DANIEL S. PEARSON, Judge.
Finding no merit in the points raised in the main appeal, we affirm the judgment for Koffey. In her cross-appeal, Koffey contends that the trial court's refusal to add prejudgment interest to the judgment in her favor was error because (a) such judgment was based on Koffey's contractual claim, the amount of which, even if, arguendo, in dispute,[1] became liquidated by the jury verdict; and (b) the defendant, Meigs & Cope, stipulated that Koffey was entitled to interest in the event that the defendant was found liable,[2] thus obviating the need to instruct the jury thereon and authorizing the court to add the interest to the amount of the verdict rendered. We agree with Koffey's contentions and find them to be amply supported by our decision in Jockey Club, Inc. v. Bleemer, Levine & *868 Associates Architects and Designers, Inc., 413 So. 2d 433 (Fla. 3d DCA 1982). Accordingly, we remand the case to the trial court with directions that it add to the judgment an award of interest calculated at six per cent per annum from October 5, 1981,[3] the date upon which the debt was due and owing, to July 1, 1982, the effective date of the amendment to Section 687.01, Florida Statutes (1982), and at twelve per cent per annum from July 1, 1982, to the date of the judgment.
Affirmed as modified.
NOTES
[1] At the charge conference, counsel for Meigs & Cope stated, "We agree on damages, do we not? If you win you get ninety seven-five [$97,500]."

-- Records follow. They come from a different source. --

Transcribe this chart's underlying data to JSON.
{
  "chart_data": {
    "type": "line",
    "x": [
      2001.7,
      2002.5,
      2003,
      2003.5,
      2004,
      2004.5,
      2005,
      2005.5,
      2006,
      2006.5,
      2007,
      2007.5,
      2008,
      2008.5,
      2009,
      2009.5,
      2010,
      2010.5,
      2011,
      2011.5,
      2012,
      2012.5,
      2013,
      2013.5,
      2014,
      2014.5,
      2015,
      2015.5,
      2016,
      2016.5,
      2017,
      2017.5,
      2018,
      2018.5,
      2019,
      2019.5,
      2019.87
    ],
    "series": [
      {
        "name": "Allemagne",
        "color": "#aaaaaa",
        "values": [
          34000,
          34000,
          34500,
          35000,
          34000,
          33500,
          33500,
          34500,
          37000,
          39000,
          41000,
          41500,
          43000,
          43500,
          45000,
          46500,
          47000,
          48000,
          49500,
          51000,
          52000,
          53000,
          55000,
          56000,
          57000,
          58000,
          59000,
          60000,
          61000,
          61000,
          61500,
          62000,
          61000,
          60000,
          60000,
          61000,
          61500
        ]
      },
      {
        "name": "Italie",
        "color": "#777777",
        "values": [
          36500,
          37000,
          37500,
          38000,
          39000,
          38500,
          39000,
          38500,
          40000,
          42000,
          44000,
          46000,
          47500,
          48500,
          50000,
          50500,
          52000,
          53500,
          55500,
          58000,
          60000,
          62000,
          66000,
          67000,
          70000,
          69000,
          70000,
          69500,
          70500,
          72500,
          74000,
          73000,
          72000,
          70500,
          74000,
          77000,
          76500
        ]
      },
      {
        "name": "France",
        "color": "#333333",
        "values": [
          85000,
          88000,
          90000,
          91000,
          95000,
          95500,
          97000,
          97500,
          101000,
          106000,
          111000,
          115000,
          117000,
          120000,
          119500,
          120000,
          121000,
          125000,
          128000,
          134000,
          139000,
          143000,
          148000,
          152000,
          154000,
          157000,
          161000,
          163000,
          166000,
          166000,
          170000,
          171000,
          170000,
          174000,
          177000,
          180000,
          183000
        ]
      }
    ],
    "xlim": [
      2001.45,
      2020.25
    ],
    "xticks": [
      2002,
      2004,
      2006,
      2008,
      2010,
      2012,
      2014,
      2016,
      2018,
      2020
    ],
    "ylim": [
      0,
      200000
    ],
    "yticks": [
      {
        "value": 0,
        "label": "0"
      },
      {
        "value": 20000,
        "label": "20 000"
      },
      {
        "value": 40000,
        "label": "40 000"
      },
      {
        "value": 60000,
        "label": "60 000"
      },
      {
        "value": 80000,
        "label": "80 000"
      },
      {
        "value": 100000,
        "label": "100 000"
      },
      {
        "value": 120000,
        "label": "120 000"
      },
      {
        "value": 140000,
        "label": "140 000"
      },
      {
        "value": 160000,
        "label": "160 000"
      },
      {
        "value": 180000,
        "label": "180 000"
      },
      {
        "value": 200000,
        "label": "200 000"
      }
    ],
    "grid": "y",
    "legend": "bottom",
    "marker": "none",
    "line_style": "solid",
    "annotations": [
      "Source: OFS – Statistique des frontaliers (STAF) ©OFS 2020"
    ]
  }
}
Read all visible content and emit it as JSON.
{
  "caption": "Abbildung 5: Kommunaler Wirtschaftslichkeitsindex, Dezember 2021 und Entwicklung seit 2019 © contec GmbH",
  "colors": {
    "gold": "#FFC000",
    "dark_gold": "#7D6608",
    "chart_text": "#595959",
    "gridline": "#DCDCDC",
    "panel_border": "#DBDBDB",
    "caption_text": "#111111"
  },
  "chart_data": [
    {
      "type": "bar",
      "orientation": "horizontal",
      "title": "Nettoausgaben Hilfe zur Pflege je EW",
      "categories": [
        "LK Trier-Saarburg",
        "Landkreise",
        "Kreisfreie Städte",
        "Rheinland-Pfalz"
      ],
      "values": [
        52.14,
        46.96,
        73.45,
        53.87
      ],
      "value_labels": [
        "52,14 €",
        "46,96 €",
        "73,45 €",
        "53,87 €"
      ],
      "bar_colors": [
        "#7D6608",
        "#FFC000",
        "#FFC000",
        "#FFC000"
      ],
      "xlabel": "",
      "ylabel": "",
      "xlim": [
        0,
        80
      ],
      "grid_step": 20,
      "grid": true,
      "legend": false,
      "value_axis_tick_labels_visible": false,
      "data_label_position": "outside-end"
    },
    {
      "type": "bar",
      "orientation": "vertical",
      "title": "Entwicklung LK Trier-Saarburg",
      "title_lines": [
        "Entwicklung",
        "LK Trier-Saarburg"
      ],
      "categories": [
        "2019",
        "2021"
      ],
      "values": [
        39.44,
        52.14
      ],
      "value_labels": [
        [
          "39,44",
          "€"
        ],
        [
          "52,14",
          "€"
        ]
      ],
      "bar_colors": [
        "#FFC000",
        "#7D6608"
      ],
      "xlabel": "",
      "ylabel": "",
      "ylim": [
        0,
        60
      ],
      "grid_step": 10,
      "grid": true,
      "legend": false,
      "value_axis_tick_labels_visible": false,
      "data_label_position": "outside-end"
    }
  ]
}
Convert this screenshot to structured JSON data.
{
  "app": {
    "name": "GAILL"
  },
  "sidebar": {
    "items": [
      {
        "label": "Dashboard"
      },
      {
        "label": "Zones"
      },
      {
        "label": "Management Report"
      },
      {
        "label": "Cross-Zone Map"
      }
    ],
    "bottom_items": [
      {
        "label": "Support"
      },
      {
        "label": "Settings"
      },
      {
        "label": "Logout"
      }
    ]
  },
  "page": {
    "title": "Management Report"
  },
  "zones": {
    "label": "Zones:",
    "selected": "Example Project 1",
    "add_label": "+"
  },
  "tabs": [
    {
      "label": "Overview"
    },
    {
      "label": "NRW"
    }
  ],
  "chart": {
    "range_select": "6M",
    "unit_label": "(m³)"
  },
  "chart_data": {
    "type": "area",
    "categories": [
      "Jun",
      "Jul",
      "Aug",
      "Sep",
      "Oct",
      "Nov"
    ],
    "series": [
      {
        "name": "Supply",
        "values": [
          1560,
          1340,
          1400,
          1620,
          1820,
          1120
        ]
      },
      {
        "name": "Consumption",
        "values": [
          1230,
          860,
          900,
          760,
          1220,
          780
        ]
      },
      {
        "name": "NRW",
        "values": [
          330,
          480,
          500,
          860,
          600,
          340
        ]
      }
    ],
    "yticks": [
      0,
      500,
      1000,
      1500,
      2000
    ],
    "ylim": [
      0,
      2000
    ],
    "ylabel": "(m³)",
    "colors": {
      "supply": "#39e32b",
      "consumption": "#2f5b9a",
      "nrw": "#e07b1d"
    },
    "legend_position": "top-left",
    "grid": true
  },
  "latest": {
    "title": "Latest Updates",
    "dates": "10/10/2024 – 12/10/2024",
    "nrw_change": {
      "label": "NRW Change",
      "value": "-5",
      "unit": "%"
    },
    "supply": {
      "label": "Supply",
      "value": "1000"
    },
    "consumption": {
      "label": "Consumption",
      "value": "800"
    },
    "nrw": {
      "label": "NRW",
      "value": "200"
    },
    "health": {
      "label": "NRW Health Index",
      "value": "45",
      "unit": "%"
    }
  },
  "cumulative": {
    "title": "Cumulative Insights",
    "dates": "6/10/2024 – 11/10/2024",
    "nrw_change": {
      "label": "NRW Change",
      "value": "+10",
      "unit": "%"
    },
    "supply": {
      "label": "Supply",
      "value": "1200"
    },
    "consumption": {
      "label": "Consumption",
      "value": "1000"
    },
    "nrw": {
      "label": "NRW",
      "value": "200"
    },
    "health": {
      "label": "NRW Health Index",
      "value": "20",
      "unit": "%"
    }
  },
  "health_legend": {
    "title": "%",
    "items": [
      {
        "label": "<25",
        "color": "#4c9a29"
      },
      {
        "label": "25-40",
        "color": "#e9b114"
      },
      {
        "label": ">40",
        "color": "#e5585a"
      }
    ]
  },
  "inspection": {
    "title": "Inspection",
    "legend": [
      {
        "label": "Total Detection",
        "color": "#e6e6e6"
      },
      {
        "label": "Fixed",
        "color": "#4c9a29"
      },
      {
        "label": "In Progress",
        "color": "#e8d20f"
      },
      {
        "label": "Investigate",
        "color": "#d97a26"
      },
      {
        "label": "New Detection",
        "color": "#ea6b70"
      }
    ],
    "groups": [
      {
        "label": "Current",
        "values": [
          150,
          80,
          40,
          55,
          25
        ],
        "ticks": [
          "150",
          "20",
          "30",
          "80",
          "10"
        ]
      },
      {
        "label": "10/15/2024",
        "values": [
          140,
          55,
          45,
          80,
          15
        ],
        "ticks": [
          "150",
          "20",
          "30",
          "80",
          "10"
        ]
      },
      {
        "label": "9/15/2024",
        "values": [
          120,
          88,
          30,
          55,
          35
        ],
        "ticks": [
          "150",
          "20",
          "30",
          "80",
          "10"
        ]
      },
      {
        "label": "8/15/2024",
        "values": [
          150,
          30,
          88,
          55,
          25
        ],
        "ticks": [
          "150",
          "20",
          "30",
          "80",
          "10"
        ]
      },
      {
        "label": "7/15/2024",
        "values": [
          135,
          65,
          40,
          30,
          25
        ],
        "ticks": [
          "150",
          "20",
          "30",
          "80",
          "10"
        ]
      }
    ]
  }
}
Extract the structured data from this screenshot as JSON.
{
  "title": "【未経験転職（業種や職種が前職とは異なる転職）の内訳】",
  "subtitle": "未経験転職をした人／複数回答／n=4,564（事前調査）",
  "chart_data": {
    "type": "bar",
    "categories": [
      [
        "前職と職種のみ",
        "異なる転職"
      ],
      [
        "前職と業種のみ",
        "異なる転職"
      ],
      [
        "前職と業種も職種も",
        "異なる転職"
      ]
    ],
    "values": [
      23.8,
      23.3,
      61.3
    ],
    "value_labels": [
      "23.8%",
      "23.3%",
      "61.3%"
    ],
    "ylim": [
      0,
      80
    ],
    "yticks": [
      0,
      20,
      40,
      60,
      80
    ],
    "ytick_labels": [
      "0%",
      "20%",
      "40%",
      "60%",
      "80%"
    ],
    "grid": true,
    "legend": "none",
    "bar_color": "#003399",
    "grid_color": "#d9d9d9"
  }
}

[2] Again, at the charge conference, in response to the assertion by Koffey's counsel that his client was entitled to interest, defense counsel agreed, "Ninety seven five and interest if you win."
[3] Under the insurance contract, the loss was to be paid in thirty days after submission of the proof of loss. By denying liability, the defendant waived the proof of loss required by the policy. See, e.g., Keel v. Independent Life & Accident Insurance Company, 99 So. 2d 225 (Fla. 1957). Therefore, the debt became due thirty days after the loss which occurred on September 5, 1981.